CAM4 Phishing

CAM4 Phishing Description

CAM4 is a popular live streaming website catered towards adult audiences, as it features NSFW content. With a huge amount of monthly traffic and millions of registered users, such sites are quite often used as bait by creators of various PUPs (Potentially Unwanted Programs). Users who are distracted or do not pay enough attention to the little details may not even realize that a PUP has been installed on their computers or devices.

PUPs can be configured to perform a multitude of different functionalities. Most are either adware, browser hijackers or both. Adware is designed to monetize its presence by running an intrusive advertising campaign on the user's system. The advertisements can take numerous forms and could even start to cover the legitimate content, which understandably leads to a severely diminished user experience. 
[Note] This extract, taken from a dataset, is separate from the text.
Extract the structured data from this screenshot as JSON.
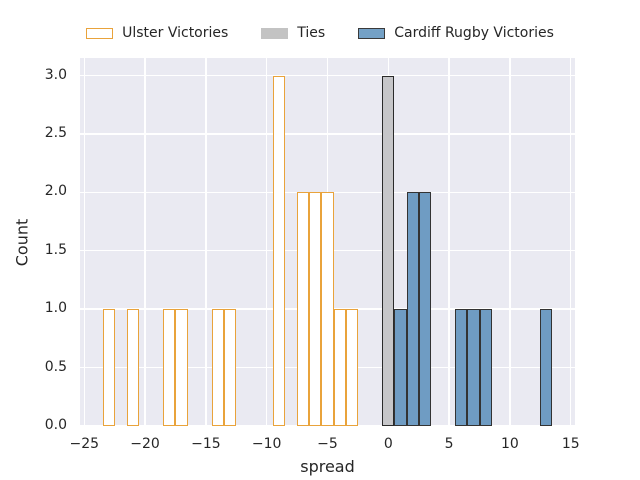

Browser hijackers, on the other hand, are used as vehicles for the promotion of a fake search engine predominantly. They are capable of attaining a degree of control over the user browser, and more specifically over settings such as the homepage, new page tab and the default search engine. Afterward, whenever the user simply opens the affected browser, starts a new blank tab, or initiates a search in the URL bar, it would generate traffic towards the fake search engine immediately. The fake designation means that these engines cannot produce search results on their own. Instead, they take the user's query and redirect it towards a legitimate engine such as Yahoo, Bing or Google. Interspersed among the displayed results, however, could be various sponsored third-party advertisements that may not even match the search criteria.

The displayed advertisements and redirects caused by the PUP could take the user to unsafe websites. Quite often the forced redirects lead to dedicated phishing pages designed to siphon any information entered by the user. They could pretend to be conducting fake giveaways or surveys just to lure visitors into providing the asked information. 

Users also should keep in mind that nearly all PUPs are capable of harvesting data from the system they are installed on. The gathered information could stop at the general browsing habits of the user, such as visited websites and conducted searches or could reach sensitive payment, banking, credit/debit card details saved in the affected browser.